Feeding has been a huge issue for us. He couldn't latch on until he was 12 weeks old. His suck was ineffective. He ended up a huge chunk below the growth chart. After a zillion consultations, including feeding evaluations, a feeding specialist observed that he would only eat soft fruits and soft vegetables because he was swallowing them whole. One or two bites of unchewed food and he was full. They also included the hypotonia left him too exhausted to eat and chew. We went through MONTHS of him crying from hunger but being too exhausted to eat. It was so painful.
We still have lots of feeding issues, though I've finally got his little toe on the chart, as opposed to a shocking chunk below the chart. I never in a million years would have thought I, a health conscious, vegetarian, would be feeding my child McDonald's double cheeseburgers and french fries just to get as many calories and fat into him as possible. He seems to have little to no desire to eat. I primarily give him strawberry milk, kefir, yogurt, chocolate milk, juice, in short, caloric liquids.
EI ended and with it our luxurious aquatherapy 2x/week. I took him for a PT evaluation. She is proposing 6 months of PT and then reevaluate whether to continue, considering if he is simply being frustrated and cannot do much better or is making progress.

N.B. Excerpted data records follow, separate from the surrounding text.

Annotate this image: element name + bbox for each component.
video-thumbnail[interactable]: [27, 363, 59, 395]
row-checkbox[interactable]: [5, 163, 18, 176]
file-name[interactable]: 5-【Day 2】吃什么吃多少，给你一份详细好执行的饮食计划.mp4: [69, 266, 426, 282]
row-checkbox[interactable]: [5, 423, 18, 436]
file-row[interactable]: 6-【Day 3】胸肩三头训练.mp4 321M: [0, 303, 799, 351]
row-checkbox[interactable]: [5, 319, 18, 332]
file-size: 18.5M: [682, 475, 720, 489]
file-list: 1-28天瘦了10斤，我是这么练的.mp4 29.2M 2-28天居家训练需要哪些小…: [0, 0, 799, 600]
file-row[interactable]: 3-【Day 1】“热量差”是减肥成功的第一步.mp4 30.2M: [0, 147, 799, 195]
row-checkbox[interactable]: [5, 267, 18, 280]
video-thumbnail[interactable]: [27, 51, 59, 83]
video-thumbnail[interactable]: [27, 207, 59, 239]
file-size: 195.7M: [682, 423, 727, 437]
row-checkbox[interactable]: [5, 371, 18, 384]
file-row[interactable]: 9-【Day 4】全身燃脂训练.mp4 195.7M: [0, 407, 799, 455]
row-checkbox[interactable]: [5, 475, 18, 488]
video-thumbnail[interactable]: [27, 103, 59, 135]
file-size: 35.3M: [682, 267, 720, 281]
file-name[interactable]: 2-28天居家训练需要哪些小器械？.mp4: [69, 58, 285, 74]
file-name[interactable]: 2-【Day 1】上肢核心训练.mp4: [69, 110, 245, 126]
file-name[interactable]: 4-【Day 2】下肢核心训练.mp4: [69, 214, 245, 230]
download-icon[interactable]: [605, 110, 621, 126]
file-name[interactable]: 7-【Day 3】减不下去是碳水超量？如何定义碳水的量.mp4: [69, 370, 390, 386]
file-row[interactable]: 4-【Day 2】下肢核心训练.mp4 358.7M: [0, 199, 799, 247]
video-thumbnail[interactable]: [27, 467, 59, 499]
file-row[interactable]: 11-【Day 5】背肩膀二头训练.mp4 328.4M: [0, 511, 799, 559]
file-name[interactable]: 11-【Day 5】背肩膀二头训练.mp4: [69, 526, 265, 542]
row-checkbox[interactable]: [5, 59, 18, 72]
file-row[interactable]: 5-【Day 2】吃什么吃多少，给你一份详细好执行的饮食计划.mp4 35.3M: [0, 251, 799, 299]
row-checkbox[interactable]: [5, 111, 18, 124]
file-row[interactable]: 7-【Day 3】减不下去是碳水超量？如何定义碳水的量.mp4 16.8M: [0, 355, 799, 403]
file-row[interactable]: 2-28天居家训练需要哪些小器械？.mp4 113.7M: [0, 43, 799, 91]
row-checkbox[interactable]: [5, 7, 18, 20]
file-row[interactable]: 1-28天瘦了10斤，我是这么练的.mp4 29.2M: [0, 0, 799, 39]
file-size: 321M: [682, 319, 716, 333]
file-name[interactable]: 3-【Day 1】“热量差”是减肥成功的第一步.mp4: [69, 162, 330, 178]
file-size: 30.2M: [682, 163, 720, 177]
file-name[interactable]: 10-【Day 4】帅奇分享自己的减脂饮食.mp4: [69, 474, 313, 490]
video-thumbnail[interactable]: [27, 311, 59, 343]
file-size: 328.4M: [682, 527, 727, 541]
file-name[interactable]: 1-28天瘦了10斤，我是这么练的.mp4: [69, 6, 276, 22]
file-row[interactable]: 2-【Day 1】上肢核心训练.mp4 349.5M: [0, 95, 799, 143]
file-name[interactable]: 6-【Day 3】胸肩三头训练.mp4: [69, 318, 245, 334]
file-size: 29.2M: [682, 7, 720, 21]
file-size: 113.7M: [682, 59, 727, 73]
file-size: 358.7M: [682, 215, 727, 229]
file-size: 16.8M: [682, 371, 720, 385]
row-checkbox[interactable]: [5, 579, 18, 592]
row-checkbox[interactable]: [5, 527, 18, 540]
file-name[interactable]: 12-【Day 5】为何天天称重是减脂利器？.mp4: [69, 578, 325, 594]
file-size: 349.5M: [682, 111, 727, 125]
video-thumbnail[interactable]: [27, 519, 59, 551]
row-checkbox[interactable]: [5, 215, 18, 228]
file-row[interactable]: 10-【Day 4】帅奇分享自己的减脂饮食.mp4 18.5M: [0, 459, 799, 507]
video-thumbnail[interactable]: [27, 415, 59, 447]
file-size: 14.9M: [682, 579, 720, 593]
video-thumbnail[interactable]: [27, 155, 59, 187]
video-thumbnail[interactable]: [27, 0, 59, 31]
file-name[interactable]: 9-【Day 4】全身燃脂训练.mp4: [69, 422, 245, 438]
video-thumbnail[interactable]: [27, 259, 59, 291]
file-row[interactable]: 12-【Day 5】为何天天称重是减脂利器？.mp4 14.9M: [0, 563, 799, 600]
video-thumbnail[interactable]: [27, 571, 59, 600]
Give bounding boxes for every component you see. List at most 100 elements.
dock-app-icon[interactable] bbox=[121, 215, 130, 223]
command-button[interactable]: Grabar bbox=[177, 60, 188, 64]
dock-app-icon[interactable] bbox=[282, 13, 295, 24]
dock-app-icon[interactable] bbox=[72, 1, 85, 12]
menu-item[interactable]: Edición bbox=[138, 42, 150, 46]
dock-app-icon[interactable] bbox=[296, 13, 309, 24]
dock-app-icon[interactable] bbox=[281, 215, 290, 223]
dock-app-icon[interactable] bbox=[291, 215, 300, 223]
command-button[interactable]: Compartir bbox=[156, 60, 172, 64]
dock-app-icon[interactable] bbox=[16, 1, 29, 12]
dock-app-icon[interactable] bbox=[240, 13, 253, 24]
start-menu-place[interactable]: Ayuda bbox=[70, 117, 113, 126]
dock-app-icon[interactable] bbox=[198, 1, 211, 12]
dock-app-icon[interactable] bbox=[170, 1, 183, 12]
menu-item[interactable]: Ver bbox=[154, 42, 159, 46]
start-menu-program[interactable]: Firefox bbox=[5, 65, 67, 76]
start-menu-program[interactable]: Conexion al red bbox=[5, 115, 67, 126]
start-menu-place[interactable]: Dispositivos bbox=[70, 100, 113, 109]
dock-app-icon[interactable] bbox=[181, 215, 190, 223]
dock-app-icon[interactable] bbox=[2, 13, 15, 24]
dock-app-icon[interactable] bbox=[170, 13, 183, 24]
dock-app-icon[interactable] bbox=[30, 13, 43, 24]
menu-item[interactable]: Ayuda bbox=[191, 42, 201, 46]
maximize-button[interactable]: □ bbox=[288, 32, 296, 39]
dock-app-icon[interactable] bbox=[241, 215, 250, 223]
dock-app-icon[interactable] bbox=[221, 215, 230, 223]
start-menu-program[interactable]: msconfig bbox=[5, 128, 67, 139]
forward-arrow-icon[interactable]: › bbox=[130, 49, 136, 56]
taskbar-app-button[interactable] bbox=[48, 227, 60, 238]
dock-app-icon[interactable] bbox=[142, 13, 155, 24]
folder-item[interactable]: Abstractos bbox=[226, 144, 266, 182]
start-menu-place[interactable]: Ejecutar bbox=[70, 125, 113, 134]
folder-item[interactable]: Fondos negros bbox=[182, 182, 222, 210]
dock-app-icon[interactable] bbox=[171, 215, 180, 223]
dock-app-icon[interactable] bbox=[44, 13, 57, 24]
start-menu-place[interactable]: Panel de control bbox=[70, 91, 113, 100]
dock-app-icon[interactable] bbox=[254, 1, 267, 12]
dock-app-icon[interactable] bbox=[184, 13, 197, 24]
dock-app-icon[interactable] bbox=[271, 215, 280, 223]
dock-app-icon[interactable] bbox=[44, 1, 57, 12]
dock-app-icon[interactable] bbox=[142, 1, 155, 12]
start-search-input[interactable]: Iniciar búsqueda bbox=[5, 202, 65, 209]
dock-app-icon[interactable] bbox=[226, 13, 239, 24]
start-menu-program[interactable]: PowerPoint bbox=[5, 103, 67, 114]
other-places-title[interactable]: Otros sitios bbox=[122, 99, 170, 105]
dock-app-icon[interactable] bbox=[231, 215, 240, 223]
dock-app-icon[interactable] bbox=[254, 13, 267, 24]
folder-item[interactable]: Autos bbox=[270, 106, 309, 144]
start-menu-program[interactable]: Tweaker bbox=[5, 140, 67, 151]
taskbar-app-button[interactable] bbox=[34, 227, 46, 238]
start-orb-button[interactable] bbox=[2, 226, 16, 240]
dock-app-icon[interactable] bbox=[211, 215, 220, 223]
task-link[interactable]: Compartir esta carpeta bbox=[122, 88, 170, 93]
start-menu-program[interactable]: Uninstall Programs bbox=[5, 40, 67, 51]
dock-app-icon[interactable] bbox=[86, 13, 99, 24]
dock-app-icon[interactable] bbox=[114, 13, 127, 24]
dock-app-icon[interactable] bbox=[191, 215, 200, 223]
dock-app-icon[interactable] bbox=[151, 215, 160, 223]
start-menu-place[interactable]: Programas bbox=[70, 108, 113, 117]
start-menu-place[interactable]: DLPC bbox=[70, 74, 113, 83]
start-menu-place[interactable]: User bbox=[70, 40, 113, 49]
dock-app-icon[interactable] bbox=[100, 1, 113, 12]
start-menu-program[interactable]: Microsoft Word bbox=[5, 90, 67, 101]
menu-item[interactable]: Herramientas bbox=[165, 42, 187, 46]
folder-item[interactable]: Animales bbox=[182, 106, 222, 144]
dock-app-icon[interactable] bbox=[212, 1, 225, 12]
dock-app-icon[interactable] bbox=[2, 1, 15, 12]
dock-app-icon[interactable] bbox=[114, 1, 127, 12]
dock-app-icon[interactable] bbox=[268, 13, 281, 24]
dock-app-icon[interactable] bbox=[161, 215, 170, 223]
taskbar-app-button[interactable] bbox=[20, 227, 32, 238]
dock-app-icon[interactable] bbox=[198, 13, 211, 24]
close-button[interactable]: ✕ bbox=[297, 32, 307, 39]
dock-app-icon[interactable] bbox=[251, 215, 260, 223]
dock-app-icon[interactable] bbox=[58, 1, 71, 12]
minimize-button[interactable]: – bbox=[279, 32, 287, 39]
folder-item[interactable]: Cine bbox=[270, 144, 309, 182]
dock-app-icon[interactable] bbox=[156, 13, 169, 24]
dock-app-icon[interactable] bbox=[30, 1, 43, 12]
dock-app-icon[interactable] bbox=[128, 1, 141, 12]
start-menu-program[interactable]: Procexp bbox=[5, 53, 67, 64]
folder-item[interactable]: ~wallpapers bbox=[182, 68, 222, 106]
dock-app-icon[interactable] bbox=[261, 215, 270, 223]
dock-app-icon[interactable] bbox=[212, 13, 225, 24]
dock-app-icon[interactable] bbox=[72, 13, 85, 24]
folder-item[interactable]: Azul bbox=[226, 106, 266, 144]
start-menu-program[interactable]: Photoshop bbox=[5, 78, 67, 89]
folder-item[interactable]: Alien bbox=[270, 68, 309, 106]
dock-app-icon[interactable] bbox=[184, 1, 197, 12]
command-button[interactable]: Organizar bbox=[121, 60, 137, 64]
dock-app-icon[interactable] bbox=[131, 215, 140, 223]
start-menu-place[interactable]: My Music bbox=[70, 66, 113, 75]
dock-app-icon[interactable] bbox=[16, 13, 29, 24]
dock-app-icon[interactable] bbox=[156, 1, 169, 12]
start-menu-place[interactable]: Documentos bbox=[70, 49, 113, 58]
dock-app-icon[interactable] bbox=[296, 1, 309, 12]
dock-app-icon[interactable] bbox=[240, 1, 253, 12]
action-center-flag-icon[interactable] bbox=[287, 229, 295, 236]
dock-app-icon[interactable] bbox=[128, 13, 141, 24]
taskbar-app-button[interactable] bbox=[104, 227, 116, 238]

I would love to know how this looks for children as they get older. My sense is that Michael has done fantastically for where he started, but he will continue to be affected. He is TINY for his age. He hasn't needed speech therapy for language issues, but it seems like his speech is harder to understand. I wonder if the decrease in services his making his speech harder to understand. I'm curious what potty learning looks like for these children. My son is 40 months and hasn't shown a hint of any readiness to potty learn.